PPS: If this ends up being too slow for your use(you'd have to try it, but my guess is this should run in ~10min given the number of strings you said you had). You'll have to use suffix trees as one of the comments suggested.
Edit: Amended the code so that it handles multiple occurrences of the same string in file2 without negatively affecting performance
Edit 2: Trading maximum space for time.
Below is code that will consume quite a bit of memory and take a while to build the dictionary. However, once that's done, each search out of the million strings to search for should complete in the time it takes for a single hashtable lookup, that is O(1).
Note, I have added some statements to log the time it takes for each step of the process. You should keep those so you know which part of the time is taken when searching. Since you are testing with 1000 strings only this matters a lot since if 90% of the cost is the build time, not the search time, then when you test with 1M strings you will still only be doing that once, so it won't matter
Also note that I have amended my code to parse file1 and file2 as you do, so you should be able to just plug this in and test it:
from Bio import SeqIO
from collections import defaultdict
from datetime import datetime
def all_substrings(s):
result = set()
for length in range(1,len(s)+1):
for offset in range(len(s)-length+1):
result.add(s[offset:offset+length])
return result
print "Building dictionary...."
build_start = datetime.now()
dictionary = defaultdict(int)
handle = SeqIO.parse(file2, 'fasta')
for record in handle:
for sub in all_substrings(str(record.seq).strip()):
dictionary[sub] += 1
build_end = datetime.now()
print "Dictionary built in: %gs" % (build-end-build_start).total_seconds()
print "Searching...\n"
search_start = datetime.now()
with open(file1) as fd:
for line in fd:
substring = line.strip().split("\t")[1]
count = dictionary[substring]
print substring, count
search_end = datetime.now()
print "Search done in: %gs" % (search_end-search_start).total_seconds()
I'm not an algorithms whiz, but I reckon this should give you a healthy performance boost. You need to set 'haystacks' to be a list of the big words you want to look in, and 'needles' to be a list of the substrings you're looking for (either can contain duplicates), which I'll let you implement on your end. It'd be great if you could post your list of needles and list of haystacks so that we can easily compare performance of proposed solutions.
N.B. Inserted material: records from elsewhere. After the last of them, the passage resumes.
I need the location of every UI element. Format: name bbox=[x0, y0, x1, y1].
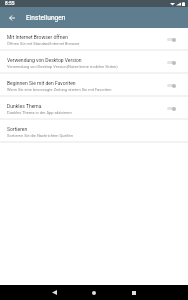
staticText: Verwendung von Desktop Version(Nutze kei… bbox=[7, 64, 118, 69]
button[interactable]: Beginnen Sie mit den Favoriten bbox=[0, 74, 188, 97]
button[interactable]: Back bbox=[44, 285, 64, 300]
staticText: 8:55 bbox=[5, 1, 15, 7]
staticText: Dunkles Thema in der App aktivieren bbox=[7, 110, 72, 115]
staticText: Mit Internet Browser öffnen bbox=[7, 34, 68, 40]
button[interactable]: Dunkles Thema bbox=[0, 97, 188, 120]
button[interactable]: Mit Internet Browser öffnen bbox=[167, 34, 176, 45]
button[interactable]: Verwendung von Desktop Version bbox=[167, 57, 176, 68]
staticText: Sortieren bbox=[7, 126, 28, 132]
button[interactable]: Dunkles Thema bbox=[167, 103, 176, 114]
staticText: Öffnen Sie mit Standard Internet Browser bbox=[7, 41, 80, 46]
button[interactable]: Home bbox=[84, 285, 104, 300]
staticText: Wenn Sie eine bevorzugte Zeitung starten… bbox=[7, 87, 112, 92]
button[interactable]: Verwendung von Desktop Version bbox=[0, 51, 188, 74]
button[interactable]: Recent apps bbox=[124, 285, 144, 300]
button[interactable]: Beginnen Sie mit den Favoriten bbox=[167, 80, 176, 91]
button[interactable]: Mit Internet Browser öffnen bbox=[0, 28, 188, 51]
button[interactable]: Back bbox=[4, 10, 19, 25]
staticText: Dunkles Thema bbox=[7, 103, 42, 109]
staticText: Einstellungen bbox=[26, 14, 66, 22]
staticText: Verwendung von Desktop Version bbox=[7, 57, 82, 63]
button[interactable]: Sortieren bbox=[0, 120, 188, 143]
staticText: Sortieren Sie die Nachrichten Quellen bbox=[7, 133, 73, 138]
staticText: Beginnen Sie mit den Favoriten bbox=[7, 80, 76, 86]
haystacks = <some list of words>
needles = <some list of words>
class Node(object):
def __init__(self):
self.words = set()
self.links = {}
base = Node()
for haystack_id, haystack in enumerate(haystacks):
for i in xrange(len(haystack)):
current_node = base
for char in haystack[i:]:
current_node = current_node.links.setdefault(char, Node())
current_node.words.add(haystack_id)
def search_haystack_tree(needle):
current_node = base
for char in needle:
try:
current_node = current_node.links[char]
except KeyError:
return 0
return len(current_node.words)
for needle in needles:
count = search_haystack_tree(needle)
print "Count for %s: %i" % (needle, count)
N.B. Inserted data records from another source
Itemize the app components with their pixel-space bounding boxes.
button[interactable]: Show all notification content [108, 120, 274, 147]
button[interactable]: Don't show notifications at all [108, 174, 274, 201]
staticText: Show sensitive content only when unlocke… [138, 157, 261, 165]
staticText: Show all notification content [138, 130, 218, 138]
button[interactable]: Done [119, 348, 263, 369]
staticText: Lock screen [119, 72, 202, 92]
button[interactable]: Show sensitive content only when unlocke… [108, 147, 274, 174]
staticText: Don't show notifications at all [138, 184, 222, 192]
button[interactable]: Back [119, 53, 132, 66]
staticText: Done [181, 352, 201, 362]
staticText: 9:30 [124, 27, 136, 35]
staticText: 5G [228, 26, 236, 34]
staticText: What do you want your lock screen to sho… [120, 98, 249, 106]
You can probably figure out what's going on by looking at the code, but just to put it in words: I construct a huge tree of substrings of the haystack words, such that given any needle, you can navigate the tree character by character and end up at a node which has attached to it the set of all haystack ids of haystacks containing that substring. Then for each needle we just go through the tree and count the size of the set at the end.